Однако чтение исторических книг, а в особенности знакомство с историческими событиями по документам и материалам, мало-помалу разорвали завесу, скрывавшую Наполеона от Мариуса. Он почувствовал, что перед ним нечто громадное, и заподозрил, что в отношении Бонапарта ошибался не менее, чем в отношении всего остального. С каждым днем он все прозревал и прозревал. На первых порах почти с неохотой, а затем с упоением, словно влекомый неотразимыми чарами, начал он медленное восхождение, поднимаясь шаг за шагом, сперва по темным, далее по слабо освещенным и, наконец, по залитым сияющим светом ступеням энтузиазма.
Как-то ночью он был один в своей комнатке под кровлей. Горела свеча. Он читал, облокотившись на стол у открытого окна. Простиравшаяся перед ним даль навевала мечты, и они смешивались с его думами. Как дивно твое зрелище, ночь! Слышатся глухие, неведомо откуда доносящиеся звуки, раскаленным угольком мерцает Юпитер, в двенадцать раз превышающий по величине земной шар; небо черно, звезды сверкают, мир кажется необъятным.
Он читал бюллетени великой армии – эти героические строфы, написанные на полях битв; имя отца он встречал там время от времени, имя императора – постоянно; вся великая Империя открывалась его взору. Он чувствовал, как душа его переполняется и вздымается, словно прилив; минутами ему чудилось, будто призрак отца, проносясь мимо как легкое дуновение, что-то шепчет ему на ухо. Им все сильнее овладевало какое-то странное состояние: ему слышались барабаны, пушки, трубы, размеренный шаг батальонов, глухой, отдаленный кавалерийский галоп. Он подымал глаза к небу и глядел на сиявшие в бездонной глубине громады созвездий, потом снова опускал их на книгу, и тут перед ним вставали беспорядочно движущиеся громады иных образов. Сердце его сжималось. Он был в исступлении, он весь дрожал, он задыхался. Вдруг, сам не понимая, что с ним и кто им повелевает, он встал, протянул руки в окно и, устремив взгляд во мрак, в тишину, в туманную бесконечность, в беспредельный простор, воскликнул: «Да здравствует император!»
В эту минуту со старым было покончено. Корсиканское чудовище, узурпатор, тиран, нравственный урод, возлюбленный своих родных сестер, комедиант, бравший уроки у Тальма, яффский отравитель, тигр, Буонапарте – все это исчезло, уступив место в его уме загадочному, всепоглощающему, ослепительному сиянию, в котором на недосягаемой высоте сверкал бледный призрак мраморного Цезаря.
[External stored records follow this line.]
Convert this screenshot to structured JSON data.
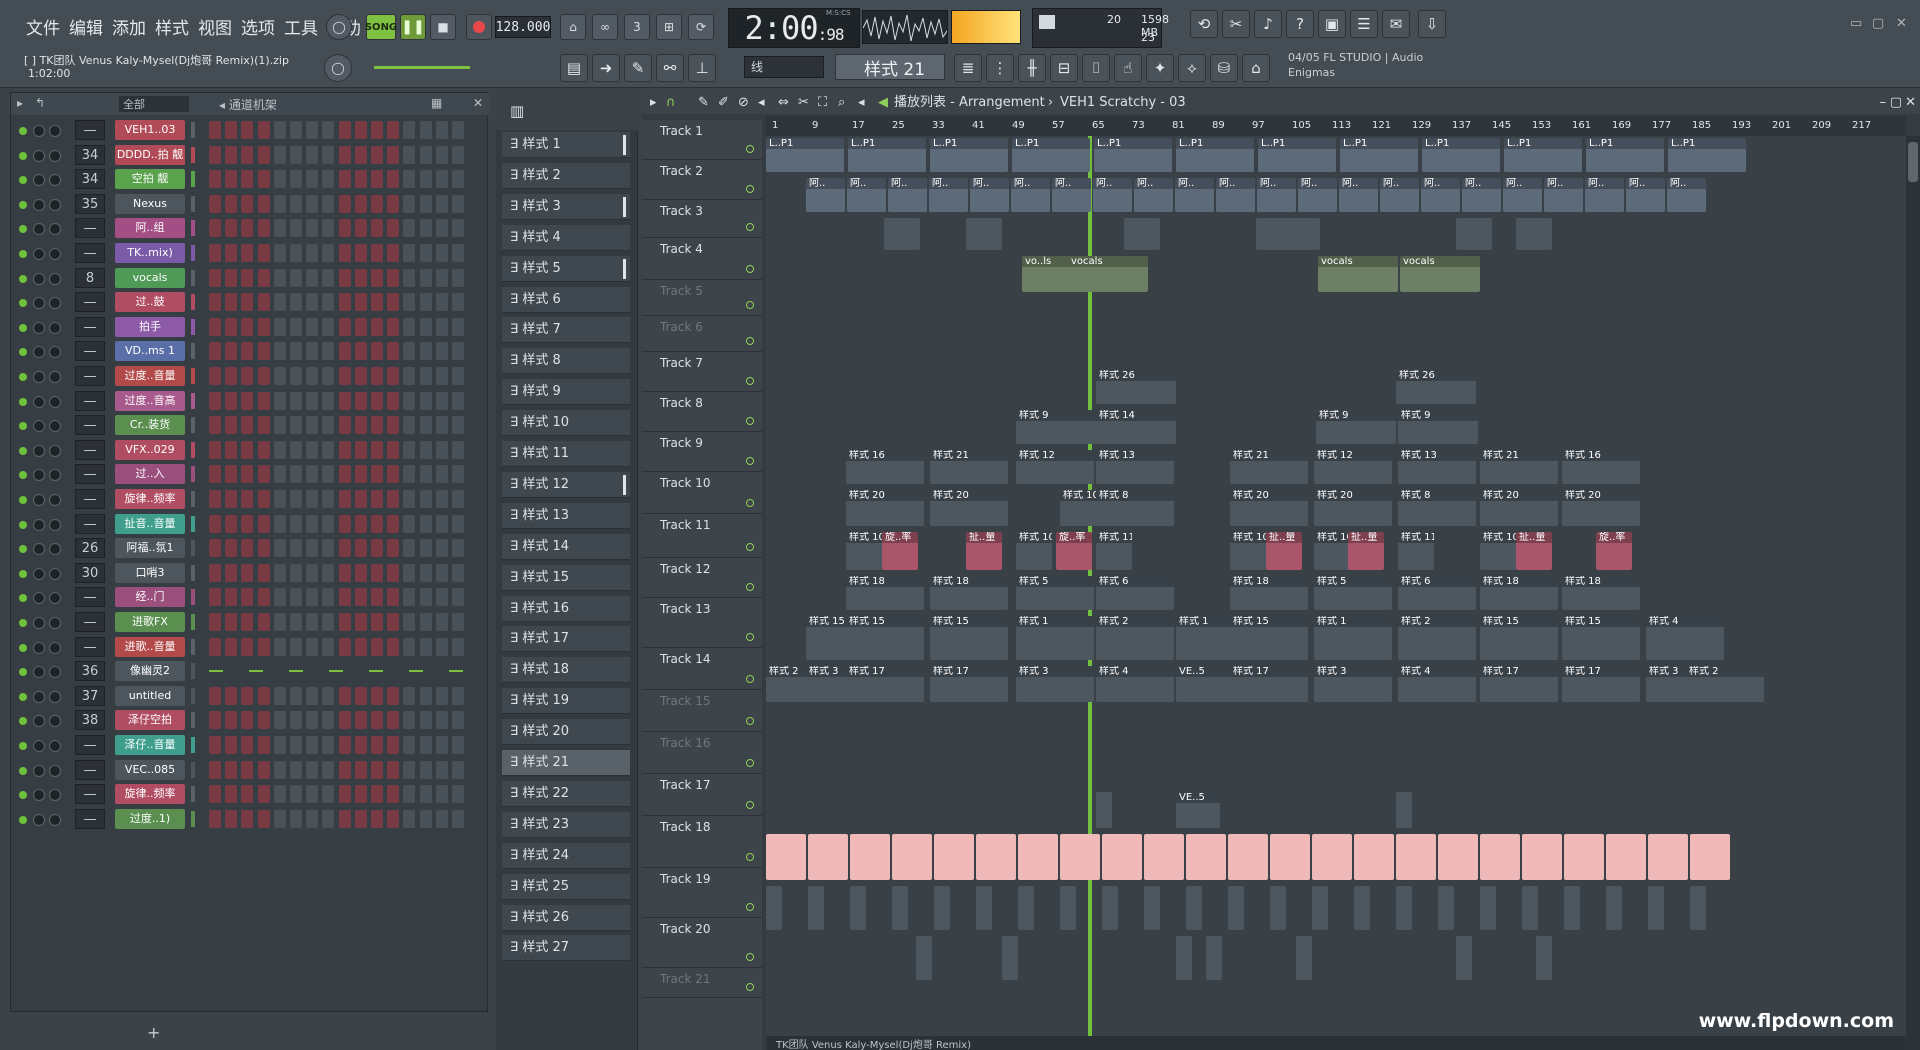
{
  "menu": [
    "文件",
    "编辑",
    "添加",
    "样式",
    "视图",
    "选项",
    "工具",
    "帮助"
  ],
  "transport": {
    "song_label": "SONG",
    "bpm": "128.000",
    "time": "2:00",
    "time_ticks": "98",
    "time_unit": "M:S:CS"
  },
  "cpu": {
    "meter": "20",
    "mem": "1598 MB",
    "poly": "23"
  },
  "project": {
    "file": "[ ] TK团队 Venus Kaly-Mysel(Dj炮哥 Remix)(1).zip",
    "length": "1:02:00"
  },
  "snap": "线",
  "current_pattern": "样式 21",
  "info": {
    "line1": "04/05  FL STUDIO | Audio",
    "line2": "Enigmas"
  },
  "rack": {
    "filter": "全部",
    "title": "通道机架",
    "add": "+",
    "channels": [
      {
        "num": "—",
        "name": "VEH1..03",
        "color": "#b14b57"
      },
      {
        "num": "34",
        "name": "DDDD..拍 靓",
        "color": "#b14b57"
      },
      {
        "num": "34",
        "name": "空拍 靓",
        "color": "#5aa24b"
      },
      {
        "num": "35",
        "name": "Nexus",
        "color": "#4e565d"
      },
      {
        "num": "—",
        "name": "阿..组",
        "color": "#a34f85"
      },
      {
        "num": "—",
        "name": "TK..mix)",
        "color": "#7b5aa8"
      },
      {
        "num": "8",
        "name": "vocals",
        "color": "#4f9a57"
      },
      {
        "num": "—",
        "name": "过..鼓",
        "color": "#b04d63"
      },
      {
        "num": "—",
        "name": "拍手",
        "color": "#8d5aa8"
      },
      {
        "num": "—",
        "name": "VD..ms 1",
        "color": "#5a6fa8"
      },
      {
        "num": "—",
        "name": "过度..音量",
        "color": "#b34a4a"
      },
      {
        "num": "—",
        "name": "过度..音高",
        "color": "#a95a8c"
      },
      {
        "num": "—",
        "name": "Cr..装货",
        "color": "#5a8f4f"
      },
      {
        "num": "—",
        "name": "VFX..029",
        "color": "#b04d63"
      },
      {
        "num": "—",
        "name": "过..入",
        "color": "#9b4f7d"
      },
      {
        "num": "—",
        "name": "旋律..频率",
        "color": "#b04d63"
      },
      {
        "num": "—",
        "name": "扯音..音量",
        "color": "#3f9f8c"
      },
      {
        "num": "26",
        "name": "阿福..氛1",
        "color": "#4e565d"
      },
      {
        "num": "30",
        "name": "口哨3",
        "color": "#4e565d"
      },
      {
        "num": "—",
        "name": "经..门",
        "color": "#9b4f7d"
      },
      {
        "num": "—",
        "name": "进歌FX",
        "color": "#5a8f4f"
      },
      {
        "num": "—",
        "name": "进歌..音量",
        "color": "#b34a4a"
      },
      {
        "num": "36",
        "name": "像幽灵2",
        "color": "#4e565d"
      },
      {
        "num": "37",
        "name": "untitled",
        "color": "#4e565d"
      },
      {
        "num": "38",
        "name": "泽仔空拍",
        "color": "#b04d63"
      },
      {
        "num": "—",
        "name": "泽仔..音量",
        "color": "#3f9f8c"
      },
      {
        "num": "—",
        "name": "VEC..085",
        "color": "#4e565d"
      },
      {
        "num": "—",
        "name": "旋律..频率",
        "color": "#b04d63"
      },
      {
        "num": "—",
        "name": "过度..1)",
        "color": "#5a8f4f"
      }
    ]
  },
  "patterns": [
    "样式 1",
    "样式 2",
    "样式 3",
    "样式 4",
    "样式 5",
    "样式 6",
    "样式 7",
    "样式 8",
    "样式 9",
    "样式 10",
    "样式 11",
    "样式 12",
    "样式 13",
    "样式 14",
    "样式 15",
    "样式 16",
    "样式 17",
    "样式 18",
    "样式 19",
    "样式 20",
    "样式 21",
    "样式 22",
    "样式 23",
    "样式 24",
    "样式 25",
    "样式 26",
    "样式 27"
  ],
  "playlist": {
    "title": "播放列表 - Arrangement",
    "crumb": "VEH1 Scratchy - 03",
    "ruler": [
      "1",
      "9",
      "17",
      "25",
      "33",
      "41",
      "49",
      "57",
      "65",
      "73",
      "81",
      "89",
      "97",
      "105",
      "113",
      "121",
      "129",
      "137",
      "145",
      "153",
      "161",
      "169",
      "177",
      "185",
      "193",
      "201",
      "209",
      "217"
    ],
    "tracks": [
      "Track 1",
      "Track 2",
      "Track 3",
      "Track 4",
      "Track 5",
      "Track 6",
      "Track 7",
      "Track 8",
      "Track 9",
      "Track 10",
      "Track 11",
      "Track 12",
      "Track 13",
      "Track 14",
      "Track 15",
      "Track 16",
      "Track 17",
      "Track 18",
      "Track 19",
      "Track 20",
      "Track 21"
    ],
    "clip_labels": {
      "l_p1": "L..P1",
      "a": "阿..",
      "vols": "vo..ls",
      "vocals": "vocals",
      "p26": "样式 26",
      "p9": "样式 9",
      "p14": "样式 14",
      "p16": "样式 16",
      "p21": "样式 21",
      "p12": "样式 12",
      "p13": "样式 13",
      "p20": "样式 20",
      "p8": "样式 8",
      "p11": "样式 11",
      "p18": "样式 18",
      "p5": "样式 5",
      "p6": "样式 6",
      "p15": "样式 15",
      "p1": "样式 1",
      "p2": "样式 2",
      "p17": "样式 17",
      "p3": "样式 3",
      "p4": "样式 4",
      "ve5": "VE..5",
      "xuan": "旋..率",
      "kuo": "扯..量",
      "p10": "样式 10"
    },
    "footer": "TK团队 Venus Kaly-Mysel(Dj炮哥 Remix)"
  },
  "watermark": "www.flpdown.com"
}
Для его отца император был лишь любимым полководцем, которым восхищаются н которому со всей преданностью служат. Для Мариуса он представлял собой нечто большее. Он являлся избранным судьбой зодчим государства французской формации, унаследовавшего от государства римской формации владычество над миром, мастером чудодейственного разрушения, продолжателем дела Карла Великого, Людовика XI, Генриха IV, Ришелье, Людовика XIV и Комитета общественного спасения. Разумеется, у него были недостатки, он совершал ошибки, даже преступления, иными словами – был человеком, но царственным в своих ошибках, блистательным в своих недостатках, могущественным в своих преступлениях. Он был избранником, заставившим все народы заговорить о великой нации; больше того – олицетворением самой Франции; побеждая Европу своим мечом, он побеждал мир своим светом. Для Мариуса Бонапарт был лучезарным видением, которому суждено, охраняя грядущее, вечно стоять на страже границ. Он видел в нем деспота, но и диктатора; деспота, выдвинутого Республикой и явившегося завершением Революции. Подобно тому как Иисус был богочеловеком, Наполеон стал для него народочеловеком.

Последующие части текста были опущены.